A weekly look back compiled by the Clark County Historical Museum from The Columbian archives available at columbian.newspapers.com or at the museum.

  • 100 years ago

A musical test program was broadcast from Vancouver Barracks on April 21, 1925. The Barracks All-Star Orchestra played, and Sgt. Arlon V. Carroll made the announcements. The night before, the station had made its first test broadcast and received “numerous telephone calls … approving of the test.” The Vancouver Barracks was the third station to apply for a broadcast license.

  • 75 years ago

On April 22, 1950, Mrs. Norman Nellis dropped an egg on the floor. Mrs. Nellis discovered the cracked egg, which weighed a quarter-pound and measured “7¾ inches the short way round and 9¾ inches the long,” contained not only a complete yolk and white, but “also another egg complete with hard shell.”

  • 50 years ago

Groundbreaking ceremonies for Vancouver’s new indoor tennis and racquetball center took place April 22, 1975. Local leaders, including City Manager Alan Harvey and Parks, Recreation and Memorials Department Manager Ted Brown, made speeches. A ceremonial lease-signing and construction contract presentation took place.
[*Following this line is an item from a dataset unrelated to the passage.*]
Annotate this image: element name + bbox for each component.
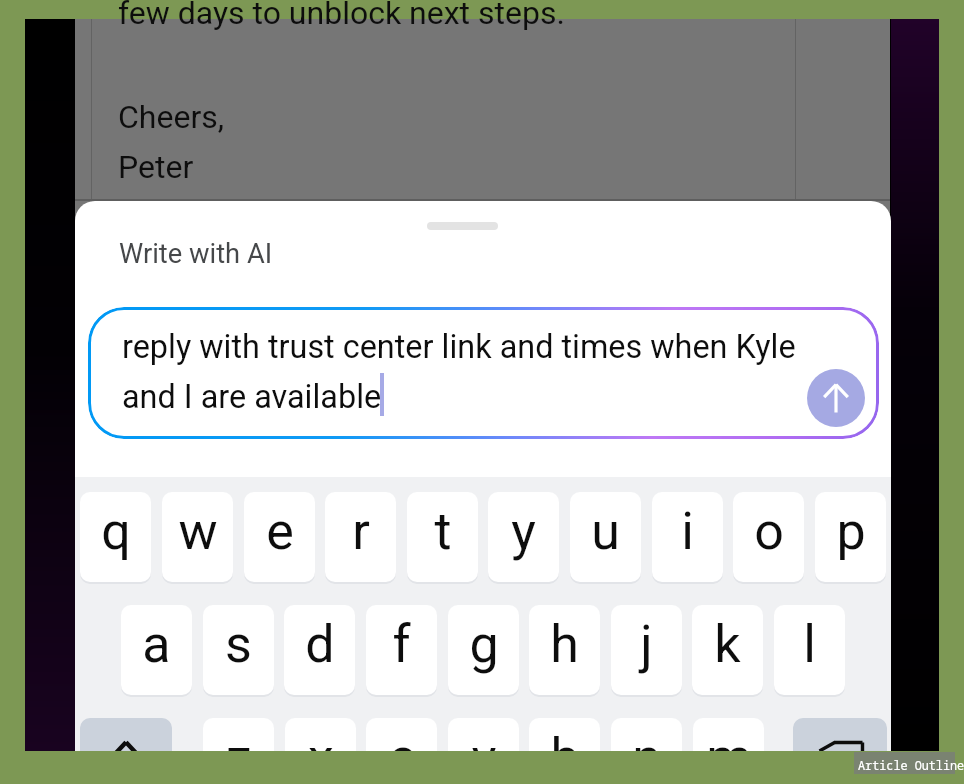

The event culminated in the actual groundbreaking on the 5-acre site, which was built with four outdoor courts and four indoor courts.

  • 25 years ago

On April 22, 2000, the third annual Nez Perce Reconciliation and Dedication Ceremonies occurred at the Vancouver National Historic Reserve. The event commemorates Chief Red Heart’s band, a group of three dozen Nez Perce Indians who were falsely imprisoned at Fort Vancouver in 1877. Gen. O.O. Howard ordered the imprisonment of the Nez Perce, who had refused to move to a reservation in Idaho. The two-hour ceremony was a joint effort between the Nez Perce and the city of Vancouver, National Park Service, and U. S. Army.